Singapore, Dec 5, 2009: Stem cells have long been proposed to hold promise for the treatment of a wide variety of diseases. Interestingly, last year saw some major breakthroughs in the development of stem cells as therapeutic products. Generally, it is accepted that there are three types of mammalian stem cells. Embryonic stem cells derived from the inner cell mass of blastocysts have the ability to differentiate into all of the specialized embryonic tissues. In contrast, adult stem cells derive both from adult tissues where they act as a repair system for the body by replenishing specialized cells and maintaining normal turnover of organs with high regenerative capacities, such as blood, skin or intestinal tissues as well as from sources such as umbilical cord, blood and bone marrow, which give rise to highly plastic adult stem cells. Most recently, there has been much interest in mesenchymal stem cells (MSCs) which are adherent cells isolated from the bone marrow or adipose tissue. Unlike other stem cells, these cells seem to be able to evade the host immune system, due to the lack of MHC protein expression. All three cell types have advantages and disadvantages as therapeutics.
Approved stem cell clinical trials
The year 2009 started off as a milestone year for stem cell therapists with three of the leading biotech companies (ReNeuron of Guildford, UK; Geron of Menlo Park, California; and StemCells of Palo Alto, California) received approval by the relevant regulatory authorities to proceed with clinical trials involving the transplantation of either foetal stem cells into the brain or of embryonic stem cells into the spinal cord. All these biotech companies are working with well characterized cells that have been extensively tested in animal models, and where preclinical data on safety and efficacy is available. This is also a good news for Asian biotech in general and Singapore in particular, since there are a number of companies at the forefront of stem cell research in this region
Encouragingly, data is already available from StemCells’ groundbreaking clinical trial to test the safety and preliminary efficacy of their proprietary HuCNS-SC product. The cells were tested in children with a rare neurodegenerative disease and shown to yield both a favorable safety profile of the product as well as evidence of engraftment and long-term survival of the donor cells.

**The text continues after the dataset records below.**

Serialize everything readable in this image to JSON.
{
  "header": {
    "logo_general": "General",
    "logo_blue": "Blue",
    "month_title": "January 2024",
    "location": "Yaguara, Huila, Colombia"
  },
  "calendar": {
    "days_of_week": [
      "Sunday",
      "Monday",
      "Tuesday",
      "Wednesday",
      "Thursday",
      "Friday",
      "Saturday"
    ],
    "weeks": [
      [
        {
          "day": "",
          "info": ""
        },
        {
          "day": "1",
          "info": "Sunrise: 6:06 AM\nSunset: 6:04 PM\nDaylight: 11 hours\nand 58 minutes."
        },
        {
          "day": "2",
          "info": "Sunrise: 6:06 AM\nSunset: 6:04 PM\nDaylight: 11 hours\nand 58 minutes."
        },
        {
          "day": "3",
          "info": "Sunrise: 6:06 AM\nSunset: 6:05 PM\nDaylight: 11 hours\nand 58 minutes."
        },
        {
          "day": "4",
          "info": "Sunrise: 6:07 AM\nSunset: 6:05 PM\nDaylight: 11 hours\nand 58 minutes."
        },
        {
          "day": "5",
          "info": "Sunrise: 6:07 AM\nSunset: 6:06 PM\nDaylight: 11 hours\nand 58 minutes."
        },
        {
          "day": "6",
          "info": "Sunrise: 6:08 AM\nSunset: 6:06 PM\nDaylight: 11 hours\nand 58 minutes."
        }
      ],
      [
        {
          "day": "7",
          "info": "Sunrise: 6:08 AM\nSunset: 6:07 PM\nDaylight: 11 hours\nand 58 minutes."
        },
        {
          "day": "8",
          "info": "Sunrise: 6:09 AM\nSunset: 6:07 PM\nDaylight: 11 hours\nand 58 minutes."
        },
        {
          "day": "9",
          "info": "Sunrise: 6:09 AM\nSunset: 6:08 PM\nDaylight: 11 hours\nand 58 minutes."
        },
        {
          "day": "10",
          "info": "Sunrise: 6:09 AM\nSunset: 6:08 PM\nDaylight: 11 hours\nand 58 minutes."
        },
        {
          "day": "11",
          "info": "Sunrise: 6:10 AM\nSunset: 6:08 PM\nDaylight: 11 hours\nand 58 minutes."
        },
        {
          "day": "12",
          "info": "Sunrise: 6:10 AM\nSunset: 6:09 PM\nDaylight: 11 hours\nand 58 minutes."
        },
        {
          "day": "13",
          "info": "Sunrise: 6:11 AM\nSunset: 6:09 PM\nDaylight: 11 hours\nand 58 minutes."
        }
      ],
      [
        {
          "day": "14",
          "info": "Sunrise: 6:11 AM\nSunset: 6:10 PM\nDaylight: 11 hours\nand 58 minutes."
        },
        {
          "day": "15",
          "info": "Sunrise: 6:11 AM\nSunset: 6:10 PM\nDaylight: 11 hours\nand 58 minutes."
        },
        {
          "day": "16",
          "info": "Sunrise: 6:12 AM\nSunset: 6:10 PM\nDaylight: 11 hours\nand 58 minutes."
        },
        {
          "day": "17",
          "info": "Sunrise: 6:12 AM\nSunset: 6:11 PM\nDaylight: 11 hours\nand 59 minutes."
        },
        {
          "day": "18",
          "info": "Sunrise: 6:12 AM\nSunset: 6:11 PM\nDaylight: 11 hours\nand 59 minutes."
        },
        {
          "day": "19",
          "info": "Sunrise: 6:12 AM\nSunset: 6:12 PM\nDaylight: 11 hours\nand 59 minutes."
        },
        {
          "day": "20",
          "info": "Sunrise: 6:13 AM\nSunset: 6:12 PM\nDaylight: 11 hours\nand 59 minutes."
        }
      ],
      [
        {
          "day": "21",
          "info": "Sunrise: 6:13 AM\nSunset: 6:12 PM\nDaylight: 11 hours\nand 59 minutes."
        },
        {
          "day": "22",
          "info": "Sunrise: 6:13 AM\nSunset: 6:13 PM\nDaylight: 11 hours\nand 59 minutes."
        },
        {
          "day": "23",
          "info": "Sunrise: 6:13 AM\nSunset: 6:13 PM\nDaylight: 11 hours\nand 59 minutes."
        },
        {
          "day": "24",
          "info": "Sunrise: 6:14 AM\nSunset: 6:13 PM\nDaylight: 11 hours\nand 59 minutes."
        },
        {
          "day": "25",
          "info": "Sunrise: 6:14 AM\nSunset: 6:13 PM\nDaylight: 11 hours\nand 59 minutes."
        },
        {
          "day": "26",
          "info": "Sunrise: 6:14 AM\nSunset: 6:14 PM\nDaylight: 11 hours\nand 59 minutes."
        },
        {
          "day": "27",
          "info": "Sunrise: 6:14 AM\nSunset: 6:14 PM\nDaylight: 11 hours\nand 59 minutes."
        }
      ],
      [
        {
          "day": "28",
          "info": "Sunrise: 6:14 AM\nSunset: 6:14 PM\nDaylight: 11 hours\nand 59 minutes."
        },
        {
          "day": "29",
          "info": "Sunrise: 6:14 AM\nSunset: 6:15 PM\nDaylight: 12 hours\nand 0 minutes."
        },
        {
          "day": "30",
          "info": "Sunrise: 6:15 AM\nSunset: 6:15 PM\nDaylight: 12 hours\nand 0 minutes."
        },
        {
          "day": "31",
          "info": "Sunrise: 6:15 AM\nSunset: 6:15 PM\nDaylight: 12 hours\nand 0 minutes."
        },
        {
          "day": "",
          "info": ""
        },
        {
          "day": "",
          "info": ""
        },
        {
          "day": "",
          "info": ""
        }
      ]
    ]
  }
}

In July 2009, a UK listed biotech company, ReNeuron announced that the UK Gene Therapy Advisory Committee (GTAC) had issued a Favourable Opinion subject to conditions in respect of ReNeuron’s proposed phase I clinical trial with its ReN001 stem cell therapy for stroke. This development follows on from the earlier Provisional Opinion given by GTAC in May. Importantly, the conditions attached to the Favourable Opinion relate to clinical trial protocol amendments and the provision of supplemental, non-safety-related, pre-clinical data. Regulatory approval for the clinical trial was granted by the UK Medicines and Healthcare Products Regulatory Agency (MHRA) in January this year, as ratified by the Commission on Human Medicines and its Clinical Trials Expert Advisory Group. The phase I trial will take place in Scotland at Glasgow’s Southern General Hospital, in patients who have been left disabled by their stroke.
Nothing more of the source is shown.